15 The court of appeals was also fundamentally mistaken when it stated that consideration of respondent's return to substantial gainful activity, in determining whether respondent was disabled, "was in contravention of the Act." Pet. App. 10a. Section 422(c)(2) does not prohibit consideration of the claimant's substantial gainful activity when determining whether a disability exists in the first instance. Instead, Section 422(c)(2) states that substantial gainful activity, if it occurs during the trial work period, is deemed not to have occurred when "determining whether his disability has ceased in a month during such period." 42 U.S.C. 422(c)(2) (emphasis added). See also H.R. Conf. Rep. No. 964, 101st Cong., 2d Sess. 939 (1990) ("During this period, disabled beneficiaries may test their ability to work without affecting their entitlement to disability benefits. Any work and earnings are disregarded in determining whether the beneficiary's disability has ceased."). Section 422 thus addresses determinations of whether a disability has ceased, not whether the requirements for an initial finding of disability have been met.
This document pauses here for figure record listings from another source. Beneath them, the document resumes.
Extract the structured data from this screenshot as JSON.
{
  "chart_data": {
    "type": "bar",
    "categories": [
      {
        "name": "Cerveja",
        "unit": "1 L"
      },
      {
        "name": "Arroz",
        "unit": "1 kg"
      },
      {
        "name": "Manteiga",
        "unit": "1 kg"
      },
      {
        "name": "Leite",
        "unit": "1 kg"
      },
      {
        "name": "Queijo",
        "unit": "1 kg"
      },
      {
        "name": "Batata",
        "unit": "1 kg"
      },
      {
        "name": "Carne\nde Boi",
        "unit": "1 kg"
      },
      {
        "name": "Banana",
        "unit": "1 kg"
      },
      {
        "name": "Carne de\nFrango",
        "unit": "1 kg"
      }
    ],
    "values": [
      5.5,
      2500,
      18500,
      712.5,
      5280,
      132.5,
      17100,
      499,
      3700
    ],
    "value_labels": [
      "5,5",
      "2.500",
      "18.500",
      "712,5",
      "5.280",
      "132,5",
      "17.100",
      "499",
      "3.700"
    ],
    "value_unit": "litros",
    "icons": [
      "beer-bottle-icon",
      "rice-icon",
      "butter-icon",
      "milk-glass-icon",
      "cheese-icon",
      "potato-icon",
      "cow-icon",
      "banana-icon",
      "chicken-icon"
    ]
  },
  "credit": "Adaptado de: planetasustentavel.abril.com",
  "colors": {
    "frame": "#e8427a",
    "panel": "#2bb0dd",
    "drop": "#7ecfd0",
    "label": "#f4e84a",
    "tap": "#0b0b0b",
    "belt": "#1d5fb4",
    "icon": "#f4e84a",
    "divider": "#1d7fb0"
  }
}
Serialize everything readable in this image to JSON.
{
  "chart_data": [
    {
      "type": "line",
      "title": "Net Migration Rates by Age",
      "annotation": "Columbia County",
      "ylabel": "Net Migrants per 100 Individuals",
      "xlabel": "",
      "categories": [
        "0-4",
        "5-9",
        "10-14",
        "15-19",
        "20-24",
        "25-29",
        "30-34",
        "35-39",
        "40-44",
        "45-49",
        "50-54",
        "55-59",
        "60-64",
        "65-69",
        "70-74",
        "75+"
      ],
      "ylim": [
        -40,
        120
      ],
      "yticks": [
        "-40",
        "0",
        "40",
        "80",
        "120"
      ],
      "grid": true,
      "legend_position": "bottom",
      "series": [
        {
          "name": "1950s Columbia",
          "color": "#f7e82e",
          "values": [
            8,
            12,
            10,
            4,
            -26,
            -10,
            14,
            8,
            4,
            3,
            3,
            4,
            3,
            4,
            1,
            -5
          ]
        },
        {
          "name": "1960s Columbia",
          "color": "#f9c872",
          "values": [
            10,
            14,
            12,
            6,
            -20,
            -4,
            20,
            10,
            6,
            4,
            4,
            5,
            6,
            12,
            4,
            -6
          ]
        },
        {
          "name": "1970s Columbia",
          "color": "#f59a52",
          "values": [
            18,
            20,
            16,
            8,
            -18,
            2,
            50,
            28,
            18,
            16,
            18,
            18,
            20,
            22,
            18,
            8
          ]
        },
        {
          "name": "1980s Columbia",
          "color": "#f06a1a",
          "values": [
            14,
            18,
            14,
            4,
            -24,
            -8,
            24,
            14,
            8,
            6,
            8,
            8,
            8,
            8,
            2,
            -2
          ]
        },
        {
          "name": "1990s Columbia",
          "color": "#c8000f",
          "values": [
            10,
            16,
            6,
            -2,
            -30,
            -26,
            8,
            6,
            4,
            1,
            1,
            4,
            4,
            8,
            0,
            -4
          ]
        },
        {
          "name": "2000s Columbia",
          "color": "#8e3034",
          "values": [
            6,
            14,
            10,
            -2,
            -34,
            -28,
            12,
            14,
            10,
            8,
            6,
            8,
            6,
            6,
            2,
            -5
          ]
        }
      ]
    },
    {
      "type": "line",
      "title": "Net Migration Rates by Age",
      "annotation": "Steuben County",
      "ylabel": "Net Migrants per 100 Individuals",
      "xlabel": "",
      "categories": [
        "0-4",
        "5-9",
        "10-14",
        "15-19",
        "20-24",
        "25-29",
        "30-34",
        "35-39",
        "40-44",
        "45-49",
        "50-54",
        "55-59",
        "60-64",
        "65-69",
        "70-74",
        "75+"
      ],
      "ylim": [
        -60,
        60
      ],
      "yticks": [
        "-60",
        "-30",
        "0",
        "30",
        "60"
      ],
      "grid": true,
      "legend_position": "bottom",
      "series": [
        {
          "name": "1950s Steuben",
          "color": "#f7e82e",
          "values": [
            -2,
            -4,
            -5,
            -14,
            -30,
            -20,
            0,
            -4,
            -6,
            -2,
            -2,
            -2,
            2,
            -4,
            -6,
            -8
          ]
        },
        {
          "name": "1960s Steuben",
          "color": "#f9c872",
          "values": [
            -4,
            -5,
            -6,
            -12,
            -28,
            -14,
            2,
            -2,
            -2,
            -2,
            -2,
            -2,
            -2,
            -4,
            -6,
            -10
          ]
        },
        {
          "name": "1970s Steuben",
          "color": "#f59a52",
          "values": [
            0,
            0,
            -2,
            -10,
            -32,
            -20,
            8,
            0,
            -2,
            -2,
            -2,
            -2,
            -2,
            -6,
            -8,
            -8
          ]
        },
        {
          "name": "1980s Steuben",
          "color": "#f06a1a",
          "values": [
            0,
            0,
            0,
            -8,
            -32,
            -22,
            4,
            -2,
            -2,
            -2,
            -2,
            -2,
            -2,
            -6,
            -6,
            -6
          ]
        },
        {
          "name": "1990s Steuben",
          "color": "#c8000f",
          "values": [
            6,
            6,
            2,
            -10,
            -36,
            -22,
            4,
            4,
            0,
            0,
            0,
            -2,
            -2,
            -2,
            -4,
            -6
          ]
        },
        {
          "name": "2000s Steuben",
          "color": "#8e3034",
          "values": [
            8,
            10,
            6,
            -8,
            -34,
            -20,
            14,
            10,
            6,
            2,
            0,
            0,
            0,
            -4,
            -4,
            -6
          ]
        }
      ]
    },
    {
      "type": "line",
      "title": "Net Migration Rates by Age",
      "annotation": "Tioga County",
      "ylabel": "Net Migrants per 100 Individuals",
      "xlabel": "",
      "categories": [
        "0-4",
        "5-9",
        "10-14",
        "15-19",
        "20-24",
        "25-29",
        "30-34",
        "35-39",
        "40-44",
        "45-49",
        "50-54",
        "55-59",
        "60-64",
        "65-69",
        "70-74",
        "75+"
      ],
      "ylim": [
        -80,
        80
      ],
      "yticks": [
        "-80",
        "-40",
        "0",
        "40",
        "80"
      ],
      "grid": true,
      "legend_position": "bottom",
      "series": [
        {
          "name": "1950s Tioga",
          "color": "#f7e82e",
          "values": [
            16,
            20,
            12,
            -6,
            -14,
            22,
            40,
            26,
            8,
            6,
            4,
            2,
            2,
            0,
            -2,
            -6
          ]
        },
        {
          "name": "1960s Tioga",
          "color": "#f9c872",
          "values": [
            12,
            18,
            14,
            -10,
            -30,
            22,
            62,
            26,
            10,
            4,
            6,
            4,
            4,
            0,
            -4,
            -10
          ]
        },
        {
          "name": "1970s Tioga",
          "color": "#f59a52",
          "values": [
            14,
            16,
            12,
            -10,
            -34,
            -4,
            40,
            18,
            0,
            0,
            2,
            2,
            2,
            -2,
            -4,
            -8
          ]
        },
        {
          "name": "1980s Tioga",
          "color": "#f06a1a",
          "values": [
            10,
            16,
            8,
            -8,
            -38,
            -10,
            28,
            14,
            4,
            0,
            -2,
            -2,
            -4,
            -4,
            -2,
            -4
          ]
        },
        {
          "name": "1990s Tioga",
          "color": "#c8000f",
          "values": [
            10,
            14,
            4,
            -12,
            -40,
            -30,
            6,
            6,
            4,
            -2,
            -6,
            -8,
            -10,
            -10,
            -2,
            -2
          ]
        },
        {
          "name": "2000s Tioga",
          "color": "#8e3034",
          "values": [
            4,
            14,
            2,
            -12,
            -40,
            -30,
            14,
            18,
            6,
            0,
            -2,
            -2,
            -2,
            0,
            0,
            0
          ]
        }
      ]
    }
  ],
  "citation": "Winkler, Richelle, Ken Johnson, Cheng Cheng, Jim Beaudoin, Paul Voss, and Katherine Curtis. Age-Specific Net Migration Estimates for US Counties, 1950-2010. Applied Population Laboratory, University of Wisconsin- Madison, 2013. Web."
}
16 The court of appeals' other reasons for rejecting the Commissioner's interpretation of the "can be expected to last" language in Section 423(d)(1)(A) also lack merit. First, the court rejected that interpretation because the Act does not explicitly mention adjudication as a prerequisite to a finding of disability. Pet. App. 13a. But the Act does permit a finding of disability when the impairment preventing substantial gainful activity "can be expected" to last 12 months. The Commissioner reasonably concluded that the relevant expectation is that of the decisionmaker, on the basis of the evidence available at the time of the disability determination. See p. 45 & note 14, supra. Second, the court observed that no other part of the Act "differentiates between claims adjudicated within twelve months, and claims adjudicated after twelve months." Ibid. But no other part of the Act contains similar statutory language regarding expectancies.